Thursday, December 3, 2020

Reason Aiding Belief Made Possible Only By the Spirit


B.B. Warfield (1851-1921) makes the point that a person’s faith in Christ ultimately comes to pass from the supernatural work of the Holy Spirit. Apologetics (defense of the faith, using reason and evidence) is an avenue through which the Spirit conveys truth to a soul prepared by God and willing to go where, if left on its own, it would never go.

Warfield states:


“Mere reasoning cannot make a Christian; but that is not because faith is not the result of evidence, but because a dead soul cannot respond to evidence…The action of the Holy Spirit in giving faith is not apart from evidence, but along with evidence; and in the first instance consists in preparing the soul for the reception of the evidence.”


“…the world of facts is open to all people and all can be convinced of God’s existence and the truth of Scripture through them (facts) by the power of reasoning of a redeemed thinker” (italics mine).


Faith, then, is “conviction passing into confidence” via the empowering and continuous enlightenment of the Holy Spirit.


Norman Geisler and Patrick Zukeran elaborate on this process further by paraphrasing the words of Jonathan Edwards (1703-1758) from Edwards’ book, Of Being:


“Notwithstanding all of his stress on rational and objective evidence, Edwards did not believe that either general or special revelations were sufficient to make depraved men and women open to God’s truth. In addition to objective special revelation, there had to be a subjective, divine illumination. Only ‘the Devine and supernatural light’ could open a person’s heart to receive God’s revelation. Without this divine illumination, no one ever comes to accept God’s revelation, regardless of how strong the evidence for it is. A new heart is needed, not a new brain.
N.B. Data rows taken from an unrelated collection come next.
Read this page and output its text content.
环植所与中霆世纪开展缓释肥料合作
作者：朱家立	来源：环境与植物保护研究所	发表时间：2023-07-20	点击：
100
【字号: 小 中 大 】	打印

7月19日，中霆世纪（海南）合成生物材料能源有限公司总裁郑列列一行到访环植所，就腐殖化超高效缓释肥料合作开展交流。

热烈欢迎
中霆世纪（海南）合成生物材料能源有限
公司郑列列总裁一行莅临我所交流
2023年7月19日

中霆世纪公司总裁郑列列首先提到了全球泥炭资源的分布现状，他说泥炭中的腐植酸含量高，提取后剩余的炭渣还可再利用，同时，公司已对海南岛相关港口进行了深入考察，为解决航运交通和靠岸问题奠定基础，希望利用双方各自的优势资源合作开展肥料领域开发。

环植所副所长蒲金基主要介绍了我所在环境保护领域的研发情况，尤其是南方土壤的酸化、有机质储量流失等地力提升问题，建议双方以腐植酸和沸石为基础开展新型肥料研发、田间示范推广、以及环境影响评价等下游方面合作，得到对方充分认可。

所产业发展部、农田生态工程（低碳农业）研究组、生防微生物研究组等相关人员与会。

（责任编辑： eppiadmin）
This is accomplished by the illumination of the Holy Spirit. This divine light does not give any new truth or new revelations. Rather, it provides a new heart, a new attitude of receptivity by which one is able to accept God’s truth.” 


The above quotes align with Jesus’ own teaching: 


“When the helper comes, whom I will send to you from the Father, namely, the Spirit of truth who comes from the Father, He will testify about me,” (John 15:26).


“But the Helper, the Holy Spirit whom the Father will send in My name, He will teach you all things and remind you of all that I said to you” (John 14:26).


Jesus explained to Nicodemus:


"Truly, truly, I say to you, unless someone is born of water and the Spirit, he cannot enter the kingdom of God. That which has been born of the flesh is flesh, and that which is born of the Spirit is spirit. Do not be amazed that I said to you, 'You must be born again.' The wind blows where it wishes, and you hear the sound of it, but you do not know where it is coming from and where it is going; so is everyone who has been born of the Spirit." John 3:5b-8


And Paul, too, confirms:


“Now we have not received the spirit of the world, but the Spirit who is from God, so that we may know the things freely given to us by God. We also speak these things, not in words taught by human wisdom, but in those taught by the Spirit, combining spiritual thoughts with spiritual words. 

But a natural person does not accept the things of the Spirit of God, for they are foolishness to him; and he cannot understand them, because they are spiritually discerned” (1 Corinthians 2:12-14).


Jesus plainly states that we are to love the Lord with all our heart, soul and mind (Matthew 22:37), and the Apostle Peter instructs that we are to “grow in the grace and knowledge of our Lord and Savior Jesus Christ” (2 Peter 3:18a). 


If we are to love and grow in this way, then it makes sense that we are to begin to know in this way—seeking, finding, meeting God in Christ Jesus via the Spirit’s revealing of what was previously to us a mystery—a mystery now unfolding through the willing capacity of our God-given and Spirit-established hearts, minds and souls. 


Faith, then, truly is a spiritually intellectual and experiential “certainty of things hoped for, a proof of things not seen” (Hebrews 11:1).